Als Hazel im Bett lag, ertönte eine vertraute Stimme in ihrem Kopf. Es war Alpha Cyril.
"Vergiss nicht, dir einen Wecker zu stellen; ich hoffe, du kommst pünktlich zum Training", hallte Alpha Cyrils Stimme in Hazels Kopf nach. Sie hatte das Gefühl, dass es ein schrecklicher Tag gewesen war.
Hazel hatte noch nicht einmal die Möglichkeit zu antworten, bevor Alpha Cyril die Gedankenverbindung beendete.
"Verdammter Alpha Cyril", knirschte Hazel mit den Zähnen. Widerwillig stellte sie den Wecker und legte sich dann schlafen.
Am nächsten Morgen schrillte der Wecker, und Hazel stöhnte verschlafen auf. Sie setzte sich im Bett auf, ließ aber die Augen geschlossen.
"Den Sternen sei Dank, du hast endlich daran gedacht, den Wecker zu stellen", jubelte Rita in Hazels Gedanken.

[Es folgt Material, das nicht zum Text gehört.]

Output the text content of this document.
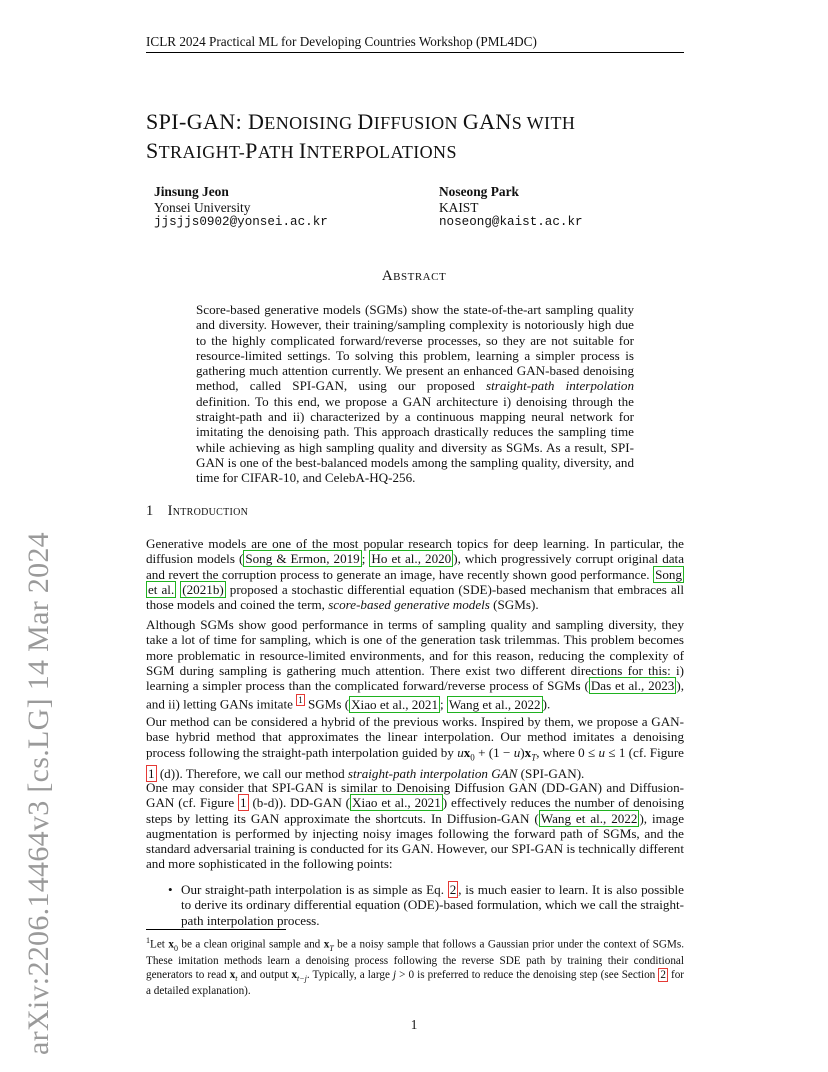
ICLR 2024 Practical ML for Developing Countries Workshop (PML4DC)
arXiv:2206.14464v3 [cs.LG] 14 Mar 2024
SPI-GAN: DENOISING DIFFUSION GANS WITH
STRAIGHT-PATH INTERPOLATIONS
Jinsung Jeon
Yonsei University
jjsjjs0902@yonsei.ac.kr
Noseong Park
KAIST
noseong@kaist.ac.kr
Abstract
Score-based generative models (SGMs) show the state-of-the-art sampling quality and diversity. However, their training/sampling complexity is notoriously high due to the highly complicated forward/reverse processes, so they are not suitable for resource-limited settings. To solving this problem, learning a simpler process is gathering much attention currently. We present an enhanced GAN-based denoising method, called SPI-GAN, using our proposed straight-path interpolation definition. To this end, we propose a GAN architecture i) denoising through the straight-path and ii) characterized by a continuous mapping neural network for imitating the denoising path. This approach drastically reduces the sampling time while achieving as high sampling quality and diversity as SGMs. As a result, SPI-GAN is one of the best-balanced models among the sampling quality, diversity, and time for CIFAR-10, and CelebA-HQ-256.
1 Introduction
Generative models are one of the most popular research topics for deep learning. In particular, the diffusion models ( Song & Ermon, 2019 ; Ho et al., 2020 ), which progressively corrupt original data and revert the corruption process to generate an image, have recently shown good performance. Song et al. (2021b) proposed a stochastic differential equation (SDE)-based mechanism that embraces all those models and coined the term, score-based generative models (SGMs).
Although SGMs show good performance in terms of sampling quality and sampling diversity, they take a lot of time for sampling, which is one of the generation task trilemmas. This problem becomes more problematic in resource-limited environments, and for this reason, reducing the complexity of SGM during sampling is gathering much attention. There exist two different directions for this: i) learning a simpler process than the complicated forward/reverse process of SGMs ( Das et al., 2023 ), and ii) letting GANs imitate $^1$ SGMs ( Xiao et al., 2021 ; Wang et al., 2022 ).
Our method can be considered a hybrid of the previous works. Inspired by them, we propose a GAN-base hybrid method that approximates the linear interpolation. Our method imitates a denoising process following the straight-path interpolation guided by $ux_0 + (1 - u)x_T$, where 0 ≤ u ≤ 1 (cf. Figure 1 (d)). Therefore, we call our method straight-path interpolation GAN (SPI-GAN).
One may consider that SPI-GAN is similar to Denoising Diffusion GAN (DD-GAN) and Diffusion-GAN (cf. Figure 1 (b-d)). DD-GAN ( Xiao et al., 2021 ) effectively reduces the number of denoising steps by letting its GAN approximate the shortcuts. In Diffusion-GAN ( Wang et al., 2022 ), image augmentation is performed by injecting noisy images following the forward path of SGMs, and the standard adversarial training is conducted for its GAN. However, our SPI-GAN is technically different and more sophisticated in the following points:
• Our straight-path interpolation is as simple as Eq. 2 , is much easier to learn. It is also possible to derive its ordinary differential equation (ODE)-based formulation, which we call the straight-path interpolation process.
$^1$Let $x_0$ be a clean original sample and $x_T$ be a noisy sample that follows a Gaussian prior under the context of SGMs. These imitation methods learn a denoising process following the reverse SDE path by training their conditional generators to read $x_t$ and output $x_{t-j}$. Typically, a large j > 0 is preferred to reduce the denoising step (see Section 2 for a detailed explanation).
1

"Ich ... weiß nicht ..." Hazel wollte Rita etwas entgegnen, aber ihre Augen wollten sich nicht öffnen. Das frühe Aufstehen war in der Tat eine miserable Tortur. Nach einem langen inneren Kampf ließ sich Hazel schließlich auf ihr Bett zurückfallen und schlief wieder ein.
"Hey, Kleine, was machst du da?" Rita redete weiter und versuchte, Hazel aufzuwecken, aber es gelang ihr nicht.
Rita konnte sich schon vorstellen, wie Alpha wütend wurde. Sie wusste nicht, was er dieses Mal mit Hazel anstellen würde.